A l'Ouest rien de nouveau.



La pauvreté de la réflexion entraîne deux constats:
  1. La réflexion cyber-opérationnelle outre-Atlantique est aujourd'hui pleinement mature. Les premiers écrits ont entre 15 et 20 ans (et relevaient parfois du récit alarmiste ou de la science fiction), ils ont conduit à la création de structures spécifiques (une organisation), une doctrine (voir ici et ) et des processus industriels. Le cyber est donc rentré dans les cadres normatifs du système militaire classique américain.

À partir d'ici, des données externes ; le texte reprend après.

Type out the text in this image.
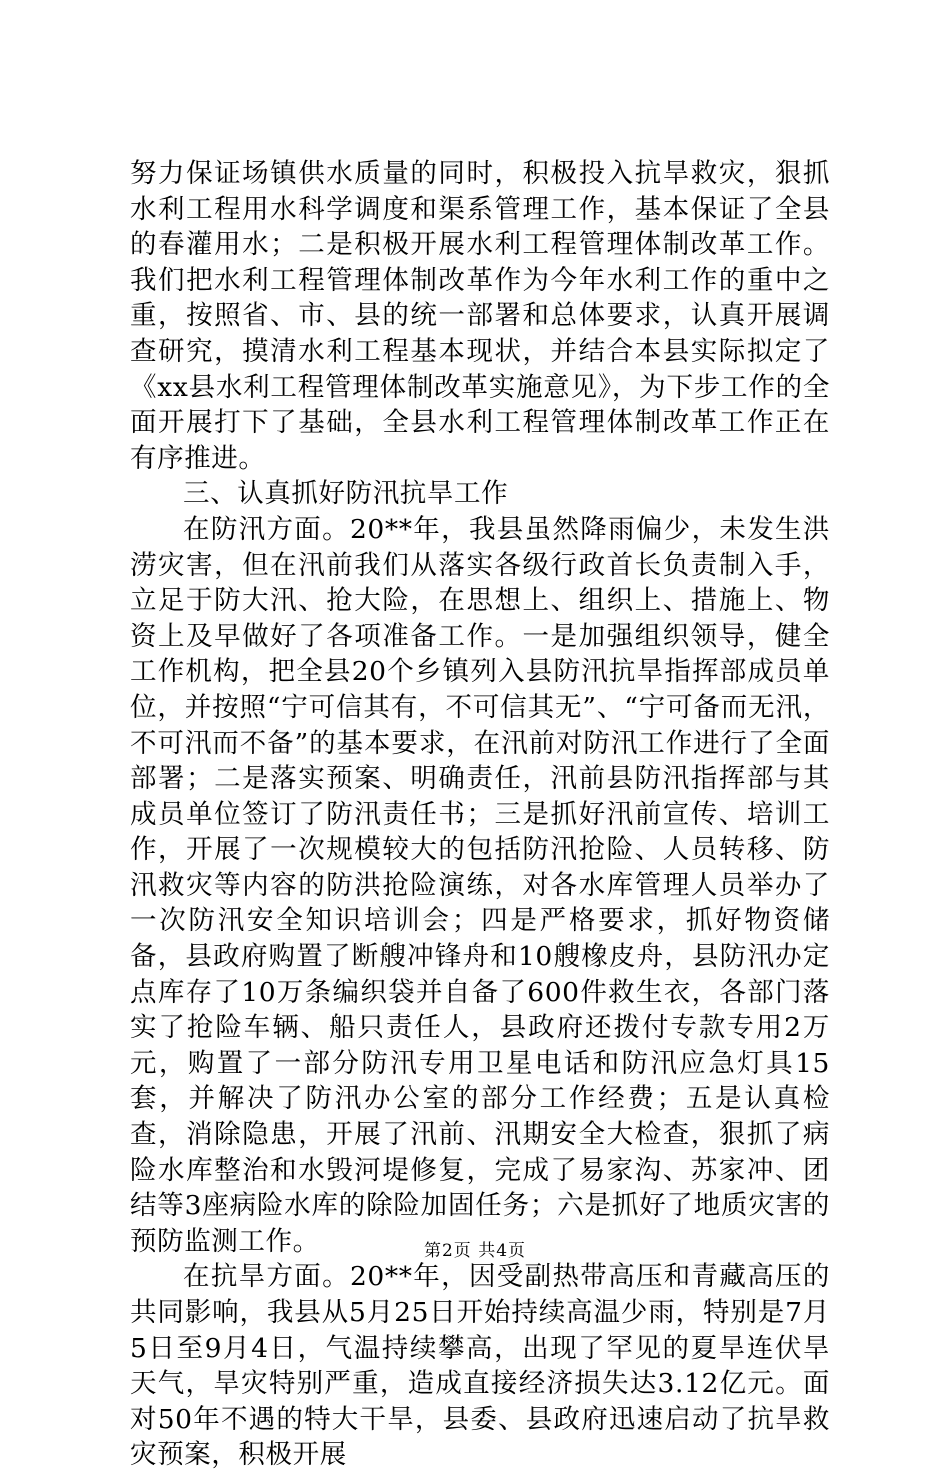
努力保证场镇供水质量的同时，积极投入抗旱救灾，狠抓水利工程用水科学调度和渠系管理工作，基本保证了全县的春灌用水；二是积极开展水利工程管理体制改革工作。我们把水利工程管理体制改革作为今年水利工作的重中之重，按照省、市、县的统一部署和总体要求，认真开展调查研究，摸清水利工程基本现状，并结合本县实际拟定了《xx县水利工程管理体制改革实施意见》，为下步工作的全面开展打下了基础，全县水利工程管理体制改革工作正在有序推进。

三、认真抓好防汛抗旱工作

在防汛方面。20**年，我县虽然降雨偏少，未发生洪涝灾害，但在汛前我们从落实各级行政首长负责制入手，立足于防大汛、抢大险，在思想上、组织上、措施上、物资上及早做好了各项准备工作。一是加强组织领导，健全工作机构，把全县20个乡镇列入县防汛抗旱指挥部成员单位，并按照“宁可信其有，不可信其无”、“宁可备而无汛，不可汛而不备”的基本要求，在汛前对防汛工作进行了全面部署；二是落实预案、明确责任，汛前县防汛指挥部与其成员单位签订了防汛责任书；三是抓好汛前宣传、培训工作，开展了一次规模较大的包括防汛抢险、人员转移、防汛救灾等内容的防洪抢险演练，对各水库管理人员举办了一次防汛安全知识培训会；四是严格要求，抓好物资储备，县政府购置了断艘冲锋舟和10艘橡皮舟，县防汛办定点库存了10万条编织袋并自备了600件救生衣，各部门落实了抢险车辆、船只责任人，县政府还拨付专款专用2万元，购置了一部分防汛专用卫星电话和防汛应急灯具15套，并解决了防汛办公室的部分工作经费；五是认真检查，消除隐患，开展了汛前、汛期安全大检查，狠抓了病险水库整治和水毁河堤修复，完成了易家沟、苏家冲、团结等3座病险水库的除险加固任务；六是抓好了地质灾害的预防监测工作。

在抗旱方面。20**年，因受副热带高压和青藏高压的共同影响，我县从5月25日开始持续高温少雨，特别是7月5日至9月4日，气温持续攀高，出现了罕见的夏旱连伏旱天气，旱灾特别严重，造成直接经济损失达3.12亿元。面对50年不遇的特大干旱，县委、县政府迅速启动了抗旱救灾预案，积极开展

第2页 共4页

  2. Après le "bouillonnement" initial d'idées, la maturité évoquée ci-dessus entraîne une sorte de processus sélectif (très darwinien en définitive) qui ne retient que quelques propositions "génériques" (donc les plus facilement adaptables). Ce catalogue de réponses ne permet (malheureusement) pas de prendre en compte les spécificités du thétatre local et du contexte "numérique" des opérations. Un tel catalogue, cette forme de pensée "sur étagère", conduit à présenter les mêmes solutions aujourd'hui pour l'Ukraine, qu'hier pour la Syrie et avant-hier pour la Libye...

A trop vouloir "calquer" une doctrine et des schémas, le risque de revers et de surprise augmente...Ce que nous appelions encore il y a peu "un nouveau champ de conflit", "un nouveau domaine de la pensée stratégique" semble déjà produire des conformismes et des classicismes qui laissent peu de place à l’innovation tactique.